From 8dd2c168d2d915f8487dc1176198845523bf2a01 Mon Sep 17 00:00:00 2001
From: "Jip J. Dekker" <admin@recondor.com>
Date: Sun, 16 Mar 2014 23:14:59 +0100
Subject: [PATCH 03/20] Added the basic structure for the first two spiders

---
 Scrapy/spiders/Chemspider.py | 11 +++++++++++
 Scrapy/spiders/Wikipedia.py  | 11 +++++++++++
 2 files changed, 22 insertions(+)
 create mode 100644 Scrapy/spiders/Chemspider.py
 create mode 100644 Scrapy/spiders/Wikipedia.py

diff --git a/Scrapy/spiders/Chemspider.py b/Scrapy/spiders/Chemspider.py
new file mode 100644
index 0000000..3fc74a0
--- /dev/null
+++ b/Scrapy/spiders/Chemspider.py
@@ -0,0 +1,11 @@
+from scrapy.spider import Spider
+
+class ChemspiderSpider(Spider):
+    name = "Chemspider"
+    allowed_domains = ["chemspider.com"]
+    start_urls = (
+        'http://www.chemspider.com/',
+        )
+
+    def parse(self, response):
+        pass 
diff --git a/Scrapy/spiders/Wikipedia.py b/Scrapy/spiders/Wikipedia.py
new file mode 100644
index 0000000..03b202b
--- /dev/null
+++ b/Scrapy/spiders/Wikipedia.py
@@ -0,0 +1,11 @@
+from scrapy.spider import Spider
+
+class WikipediaSpider(Spider):
+    name = "Wikipedia"
+    allowed_domains = ["wikipedia.org"]
+    start_urls = (
+        'http://www.wikipedia.org/',
+        )
+
+    def parse(self, response):
+        pass 

From 55843d320c54b7c7a39c398170d657d07ee80c71 Mon Sep 17 00:00:00 2001
From: "Jip J. Dekker" <admin@recondor.com>
Date: Mon, 17 Mar 2014 16:25:48 +0100
Subject: [PATCH 04/20] Added an formal pipeline to make sure that we don't
 supply double values.

---
 Scrapy/pipelines.py | 19 ++++++++++++++++++-
 Scrapy/settings.py  |  3 +++
 2 files changed, 21 insertions(+), 1 deletion(-)

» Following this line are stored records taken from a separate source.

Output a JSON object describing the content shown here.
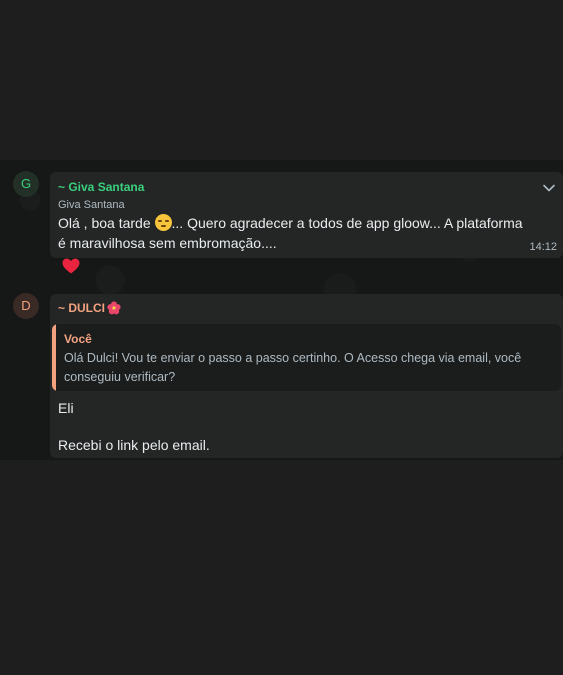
{
  "messages": [
    {
      "avatar_initial": "G",
      "sender": "~ Giva Santana",
      "pushname": "Giva Santana",
      "text_before_emoji": "Olá , boa tarde ",
      "emoji": "relieved-face",
      "text_after_emoji": "... Quero agradecer a todos de app gloow... A plataforma é maravilhosa sem embromação....",
      "time": "14:12",
      "reaction": "red-heart",
      "accent_color": "#3ad07c"
    },
    {
      "avatar_initial": "D",
      "sender": "~ DULCI",
      "sender_emoji": "hibiscus",
      "quoted": {
        "author": "Você",
        "text": "Olá Dulci! Vou te enviar o passo a passo certinho. O Acesso chega via email, você conseguiu verificar?"
      },
      "lines": [
        "Eli",
        "Recebi o link pelo email."
      ],
      "accent_color": "#f3a280"
    }
  ]
}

diff --git a/Scrapy/pipelines.py b/Scrapy/pipelines.py
index 3345787..3194d7e 100644
--- a/Scrapy/pipelines.py
+++ b/Scrapy/pipelines.py
@@ -2,7 +2,24 @@
 #
 # Don't forget to add your pipeline to the ITEM_PIPELINES setting
 # See: http://doc.scrapy.org/en/latest/topics/item-pipeline.html
+from scrapy.exceptions import DropItem
+
 
 class FourmiPipeline(object):
+
+    def __init__(self):
+        self.known_values = set()
+
     def process_item(self, item, spider):
-        return item
+        """
+        Processing the items so exact doubles are dropped
+        :param item: The incoming item
+        :param spider: The spider which scraped the spider
+        :return: :raise DropItem: Returns the item if unique or drops them if it's already known
+        """
+        value = item['attribute'], item['value']
+        if value in self.known_values:
+            raise DropItem("Duplicate item found: %s" % item)
+        else:
+            self.known_values.add(value)
+            return item
diff --git a/Scrapy/settings.py b/Scrapy/settings.py
index e43aa2b..fd379a9 100644
--- a/Scrapy/settings.py
+++ b/Scrapy/settings.py
@@ -10,6 +10,9 @@ BOT_NAME = 'Fourmi'
 
 SPIDER_MODULES = ['Scrapy.spiders']
 NEWSPIDER_MODULE = 'Scrapy.spiders'
+ITEM_PIPELINES = {
+    'Scrapy.pipelines.FourmiPipeline': 100
+}
 
 # Crawl responsibly by identifying yourself (and your website) on the user-agent
 #USER_AGENT = 'Fourmi (+http://www.yourdomain.com)'

From 2cb21c6b810624cf5569f95828b326fc1ccc1996 Mon Sep 17 00:00:00 2001
From: "Jip J. Dekker" <admin@recondor.com>
Date: Mon, 17 Mar 2014 16:38:13 +0100
Subject: [PATCH 05/20] Moved the Scrapy to an other namespace, should prevent
 some importing faults.

---
 {Scrapy => Fourmi}/__init__.py           | 0
 {Scrapy => Fourmi}/items.py              | 0
 {Scrapy => Fourmi}/pipelines.py          | 0
 {Scrapy => Fourmi}/settings.py           | 6 +++---
 {Scrapy => Fourmi}/spiders/Chemspider.py | 0
 {Scrapy => Fourmi}/spiders/Wikipedia.py  | 0
 {Scrapy => Fourmi}/spiders/__init__.py   | 0
 7 files changed, 3 insertions(+), 3 deletions(-)
 rename {Scrapy => Fourmi}/__init__.py (100%)
 rename {Scrapy => Fourmi}/items.py (100%)
 rename {Scrapy => Fourmi}/pipelines.py (100%)
 rename {Scrapy => Fourmi}/settings.py (77%)
 rename {Scrapy => Fourmi}/spiders/Chemspider.py (100%)
 rename {Scrapy => Fourmi}/spiders/Wikipedia.py (100%)
 rename {Scrapy => Fourmi}/spiders/__init__.py (100%)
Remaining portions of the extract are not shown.